Pertence ao Código Civil (DL n.º 47344/66, de 25 de Novembro)
Este artigo estabelece o direito de sub-rogação, um mecanismo que permite ao credor agir em lugar do devedor para cobrar dívidas ou exercer direitos que este não cumpriu. Se o devedor não paga o que deve, o credor pode intentar ações contra terceiros para recuperar bens ou valores que lhe pertenceriam. No entanto, existem limitações: só funciona para direitos de natureza patrimonial (com valor económico) e o credor apenas pode intervir quando isso for absolutamente necessário para garantir o recebimento do que lhe é devido. Há direitos que por lei ou pela sua natureza só o titular pode exercer — nestes casos, a sub-rogação é proibida. É uma proteção importante para credores quando enfrentam devedores que não cumprem as suas obrigações.

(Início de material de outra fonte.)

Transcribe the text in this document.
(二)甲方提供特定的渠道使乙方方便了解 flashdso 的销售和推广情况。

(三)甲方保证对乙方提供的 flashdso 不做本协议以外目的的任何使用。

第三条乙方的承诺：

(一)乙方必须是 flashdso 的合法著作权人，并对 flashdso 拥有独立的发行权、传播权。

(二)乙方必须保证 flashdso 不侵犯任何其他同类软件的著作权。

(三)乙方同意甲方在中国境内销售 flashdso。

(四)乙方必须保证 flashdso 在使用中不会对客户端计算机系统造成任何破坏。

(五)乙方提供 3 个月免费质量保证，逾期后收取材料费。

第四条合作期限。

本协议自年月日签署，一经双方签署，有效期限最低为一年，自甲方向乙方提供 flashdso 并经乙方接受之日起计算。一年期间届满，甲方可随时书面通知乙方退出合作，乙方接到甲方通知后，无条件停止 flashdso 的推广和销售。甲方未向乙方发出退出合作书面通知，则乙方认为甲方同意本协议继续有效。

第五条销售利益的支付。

Um fornecedor empresta 50.000€ a uma fábrica. Esta não paga e não cobra a dívida de 60.000€ dum seu cliente. O fornecedor (credor) pode intentar ação contra o cliente da fábrica para receber os 50.000€ devidos, usando o direito que a fábrica tinha mas não exerceu.
Um banco financia um carro cujo proprietário sofre um acidente causado por terceiro. O proprietário não reclama indemnização. O banco pode reclamar esse valor em seu nome, já que prejudica a sua garantia (o carro avariado vale menos).
Um credor não pode usar a sub-rogação para exercer o direito do devedor à pensão de alimentos ou a receber uma herança deixada especificamente para este. Estes direitos são pessoais e inseparáveis do titular.